What we can say today is narrower and safer: the loop is structured so cost can be measured per row, not guessed from vibes. Each run has an objective, a run id, an iteration number, changed files, validation commands, and a decision. Once token spend and provider billing are joined to that event stream, the cost-per-feature table can be calculated from receipts instead of anecdotes. Until then, the honest table is a placeholder:
| Metric | Publication status |
|---|---|
| Loop iterations per feature | Measurable from development-goal logs |
| Validation commands per feature | Measurable from delivery reports |
| Token/provider cost per feature | Blocked until one week of telemetry exists |
| Public submission result | Blocked until operator review and platform choice |
That is why this post is a local draft package, not the final public claim. The operator review step is load-bearing. It checks tone, selects the publication moment, and decides whether the piece belongs on Hacker News, Lobsters, Reddit, or only the TrebuchetDynamics feed.
What the loop is good at
The loop is strong when the behavior has a crisp public surface and a hermetic oracle. Installer safety, command naming, generated docs, gateway redaction, profile config, and progress validation are good targets. They have small seams and tests that can fail for the right reason.
The loop is weaker when the oracle is social, economic, or live-infra dependent.
A public launch post cannot be validated only with go test. A cost table needs
billing data. A mobile voice smoke needs a responsive device. In those cases the
right move is not to fake the proof. The right move is to split the package: do
the local draft, add the dry-run or fixture, record the blocker, and leave the
row uncompleted until the live adapter exists.

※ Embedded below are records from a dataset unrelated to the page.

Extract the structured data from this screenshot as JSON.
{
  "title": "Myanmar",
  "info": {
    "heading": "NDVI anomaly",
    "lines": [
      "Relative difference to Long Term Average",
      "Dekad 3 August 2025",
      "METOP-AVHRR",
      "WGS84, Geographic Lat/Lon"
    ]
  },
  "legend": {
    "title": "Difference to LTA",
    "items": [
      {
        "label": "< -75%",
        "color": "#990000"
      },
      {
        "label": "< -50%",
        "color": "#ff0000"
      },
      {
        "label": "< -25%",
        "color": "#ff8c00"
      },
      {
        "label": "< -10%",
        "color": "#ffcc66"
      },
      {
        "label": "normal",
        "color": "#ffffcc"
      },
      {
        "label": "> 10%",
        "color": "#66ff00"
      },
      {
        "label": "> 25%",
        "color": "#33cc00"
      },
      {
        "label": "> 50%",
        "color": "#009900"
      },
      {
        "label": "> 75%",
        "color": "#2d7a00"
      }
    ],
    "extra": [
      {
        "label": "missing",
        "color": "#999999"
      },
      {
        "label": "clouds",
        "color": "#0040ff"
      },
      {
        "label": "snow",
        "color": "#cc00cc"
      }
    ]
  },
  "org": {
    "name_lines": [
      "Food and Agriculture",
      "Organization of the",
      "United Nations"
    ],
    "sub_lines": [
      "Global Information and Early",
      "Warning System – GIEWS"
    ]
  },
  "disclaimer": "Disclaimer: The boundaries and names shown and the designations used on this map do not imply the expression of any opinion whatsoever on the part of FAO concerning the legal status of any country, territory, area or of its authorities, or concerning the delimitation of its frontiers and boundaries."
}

This discipline is slower than declaring victory. It is also the reason the repository remains useful after hundreds of agent-authored changes. The loop can move fast because it is willing to say “not yet” in the same place it says “green.”
Why this matters for Gormes
Gormes began as Hermes in Go: a single-binary runtime that can carry the Hermes operator experience into places where Python, venvs, Docker, or Node are the wrong dependency shape. That is still the engineering direction. But the more interesting claim is methodological. If the loop can keep turning source-backed rows into tested Go slices, then Gormes is evidence that large ports can be worked as a queue of small, replayable contracts.
That does not remove humans. It changes where humans spend attention. Instead of micromanaging every edit, the operator reviews row quality, public claims, blockers, cost, and the final diff. The agent handles the repetitive motion: read the row, write the test, implement the smallest slice, regenerate the docs, run the gate, and leave a receipt.
The final writeup will need measured cost-per-feature numbers and publication review before it becomes an external claim. This draft gives the evidence shape: architecture, three real commit walkthroughs, validation gates, and the explicit places where the loop still needs better telemetry. That is enough for the next safe iteration to be smaller: wire the cost metric, run it for a week, and then turn this local draft into a public receipt.